We have occasionally seen that the CI fails due to unrellable tests or jobs, environment issues and more. This presents a challenge for new contributors as they need to spend time figuring out issues that are not related to their changes in the code. It also prevents the confidence the community has in the CI as a simple yes/no answer and instead talks about required compared with optional tests.
We believe that this will become an increasing bottleneck if the Kata community is successful in starting the new confidential containers project which will bring in additional participating companies and individual contributors. Given this, we established a process and policy that should allow the project to maintain a "Always Green CI" aiming to improve the results of Kata Containers CI shown in GitHub.
In this section we discuss the main pillars that sustain the "Always Green CI" initiative.
We have created multiple jobs (called "baselines") which run on a daily basis for the different test suites and configuration/HW which are identical to what will run on each pull request (PR). The key point is that this CI runs on a branch with no additional patches/noise added by anyone so if there is a failure it’s much easier to identify it. The baseline jobs indicate the overall status of the Kata Containers project and our aim is to ensure they always pass (so the "always green" name). They are used as a base for comparing with the CI jobs ran on each pull request (PR): if a given CI job fails but its corresponding on baseline is "green" then it is likely the code change breaking tests.
Each and every baseline CI job must have owners monitoring it’s status and acting if something goes wrong. Policies and a process to add/remove jobs to/from the baseline were defined.
Find the complete list of baseline jobs here.
Those are the jobs which will run on each pull request (PR). They are identical to baseline jobs, except that they test code changes proposed by the developers (the baseline jobs will test merged code). If a given CI job fails but its corresponding on baseline is "green" then it is likely the code change broke tests. So each and every CI job must have a counterpart baseline job.
The CI job is configured to be either:
- required: meaning the job must pass for the PR be merged. This is reserved for jobs we are confident about their stability;
- non-required: its failure won't block the PR. This is reserved for jobs which are still unstable or/and experimental.
The CI job is promoted to required if it has a proven record of stability over a period of time. Likewise it can be demoted to non-required in case it turned unstable. See the guidelines section on this document for further information about the policies and procedures to move a job from required to non-required (and vice-versa).
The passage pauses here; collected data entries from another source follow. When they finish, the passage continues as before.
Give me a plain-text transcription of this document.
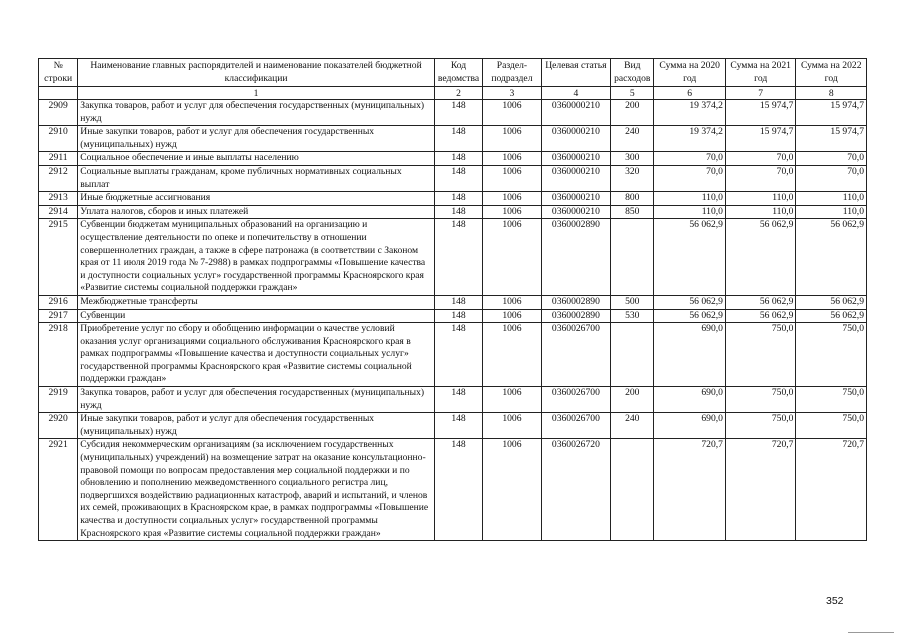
№ строки	Наименование главных распорядителей и наименование показателей бюджетной классификации	Код ведомства	Раздел-подраздел	Целевая статья	Вид расходов	Сумма на 2020 год	Сумма на 2021 год	Сумма на 2022 год
	1	2	3	4	5	6	7	8
2909	Закупка товаров, работ и услуг для обеспечения государственных (муниципальных) нужд	148	1006	0360000210	200	19 374,2	15 974,7	15 974,7
2910	Иные закупки товаров, работ и услуг для обеспечения государственных (муниципальных) нужд	148	1006	0360000210	240	19 374,2	15 974,7	15 974,7
2911	Социальное обеспечение и иные выплаты населению	148	1006	0360000210	300	70,0	70,0	70,0
2912	Социальные выплаты гражданам, кроме публичных нормативных социальных выплат	148	1006	0360000210	320	70,0	70,0	70,0
2913	Иные бюджетные ассигнования	148	1006	0360000210	800	110,0	110,0	110,0
2914	Уплата налогов, сборов и иных платежей	148	1006	0360000210	850	110,0	110,0	110,0
2915	Субвенции бюджетам муниципальных образований на организацию и осуществление деятельности по опеке и попечительству в отношении совершеннолетних граждан, а также в сфере патронажа (в соответствии с Законом края от 11 июля 2019 года № 7-2988) в рамках подпрограммы «Повышение качества и доступности социальных услуг» государственной программы Красноярского края «Развитие системы социальной поддержки граждан»	148	1006	0360002890		56 062,9	56 062,9	56 062,9
2916	Межбюджетные трансферты	148	1006	0360002890	500	56 062,9	56 062,9	56 062,9
2917	Субвенции	148	1006	0360002890	530	56 062,9	56 062,9	56 062,9
2918	Приобретение услуг по сбору и обобщению информации о качестве условий оказания услуг организациями социального обслуживания Красноярского края в рамках подпрограммы «Повышение качества и доступности социальных услуг» государственной программы Красноярского края «Развитие системы социальной поддержки граждан»	148	1006	0360026700		690,0	750,0	750,0
2919	Закупка товаров, работ и услуг для обеспечения государственных (муниципальных) нужд	148	1006	0360026700	200	690,0	750,0	750,0
2920	Иные закупки товаров, работ и услуг для обеспечения государственных (муниципальных) нужд	148	1006	0360026700	240	690,0	750,0	750,0
2921	Субсидия некоммерческим организациям (за исключением государственных (муниципальных) учреждений) на возмещение затрат на оказание консультационно-правовой помощи по вопросам предоставления мер социальной поддержки и по обновлению и пополнению межведомственного социального регистра лиц, подвергшихся воздействию радиационных катастроф, аварий и испытаний, и членов их семей, проживающих в Красноярском крае, в рамках подпрограммы «Повышение качества и доступности социальных услуг» государственной программы Красноярского края «Развитие системы социальной поддержки граждан»	148	1006	0360026720		720,7	720,7	720,7
352
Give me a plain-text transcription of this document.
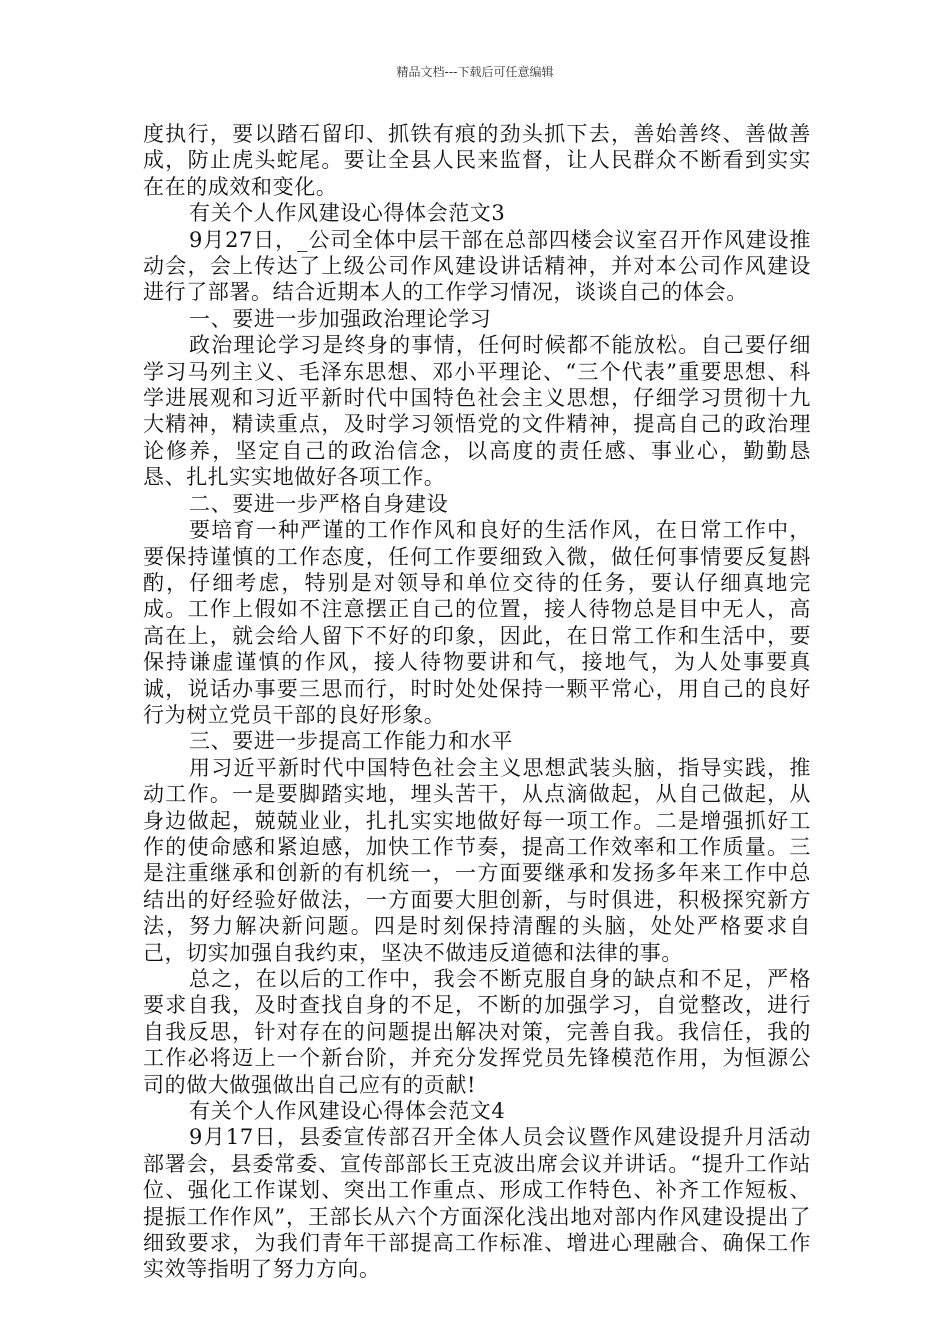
精品文档---下载后可任意编辑

度执行，要以踏石留印、抓铁有痕的劲头抓下去，善始善终、善做善成，防止虎头蛇尾。要让全县人民来监督，让人民群众不断看到实实在在的成效和变化。

有关个人作风建设心得体会范文3

9月27日，_公司全体中层干部在总部四楼会议室召开作风建设推动会，会上传达了上级公司作风建设讲话精神，并对本公司作风建设进行了部署。结合近期本人的工作学习情况，谈谈自己的体会。

一、要进一步加强政治理论学习

政治理论学习是终身的事情，任何时候都不能放松。自己要仔细学习马列主义、毛泽东思想、邓小平理论、“三个代表”重要思想、科学进展观和习近平新时代中国特色社会主义思想，仔细学习贯彻十九大精神，精读重点，及时学习领悟党的文件精神，提高自己的政治理论修养，坚定自己的政治信念，以高度的责任感、事业心，勤勤恳恳、扎扎实实地做好各项工作。

二、要进一步严格自身建设

要培育一种严谨的工作作风和良好的生活作风，在日常工作中，要保持谨慎的工作态度，任何工作要细致入微，做任何事情要反复斟酌，仔细考虑，特别是对领导和单位交待的任务，要认仔细真地完成。工作上假如不注意摆正自己的位置，接人待物总是目中无人，高高在上，就会给人留下不好的印象，因此，在日常工作和生活中，要保持谦虚谨慎的作风，接人待物要讲和气，接地气，为人处事要真诚，说话办事要三思而行，时时处处保持一颗平常心，用自己的良好行为树立党员干部的良好形象。

三、要进一步提高工作能力和水平

用习近平新时代中国特色社会主义思想武装头脑，指导实践，推动工作。一是要脚踏实地，埋头苦干，从点滴做起，从自己做起，从身边做起，兢兢业业，扎扎实实地做好每一项工作。二是增强抓好工作的使命感和紧迫感，加快工作节奏，提高工作效率和工作质量。三是注重继承和创新的有机统一，一方面要继承和发扬多年来工作中总结出的好经验好做法，一方面要大胆创新，与时俱进，积极探究新方法，努力解决新问题。四是时刻保持清醒的头脑，处处严格要求自己，切实加强自我约束，坚决不做违反道德和法律的事。

总之，在以后的工作中，我会不断克服自身的缺点和不足，严格要求自我，及时查找自身的不足，不断的加强学习，自觉整改，进行自我反思，针对存在的问题提出解决对策，完善自我。我信任，我的工作必将迈上一个新台阶，并充分发挥党员先锋模范作用，为恒源公司的做大做强做出自己应有的贡献!

有关个人作风建设心得体会范文4

9月17日，县委宣传部召开全体人员会议暨作风建设提升月活动部署会，县委常委、宣传部部长王克波出席会议并讲话。“提升工作站位、强化工作谋划、突出工作重点、形成工作特色、补齐工作短板、提振工作作风”，王部长从六个方面深化浅出地对部内作风建设提出了细致要求，为我们青年干部提高工作标准、增进心理融合、确保工作实效等指明了努力方向。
Find the complete list of CI jobs here.
Each and every baseline job must have a owner who is committed to maintain the stability of the job. Having co-owners working from different difficulties to pass their PR on the CI jobs.
- A baseline job is entitled for CI after five consecutive successes
- A job is marked non-required in the CI after two consecutive failures of its corresponding baseline job
- A job is removed from the baseline list after 15 consecutive failures
- A job can be marked back to required in the CI after two consecutive successes of its corresponding baseline job
- If the job fails on the CI however passed on the daily baseline it is the developer's responsibility to solve the problem
- If the job also fails on the daily baseline the developer can proceed to pushing the PR by contacting the relevant people
- If the CI job failed and its corresponding baseline is "red" then the developer should contact the baseline owner
- The following groups can be contacted in the case of the CI job be moved to require/non-required:
Architecture Committee
(AC) (@kata-containers/architecture-committee)Kata CI Team
(@kata-containers/ci)
The job owner should also be notified to debug any issue and Ariel Adam
(@ariel-adam
) should be notified to follow up with the job owners. See the list of job owners here.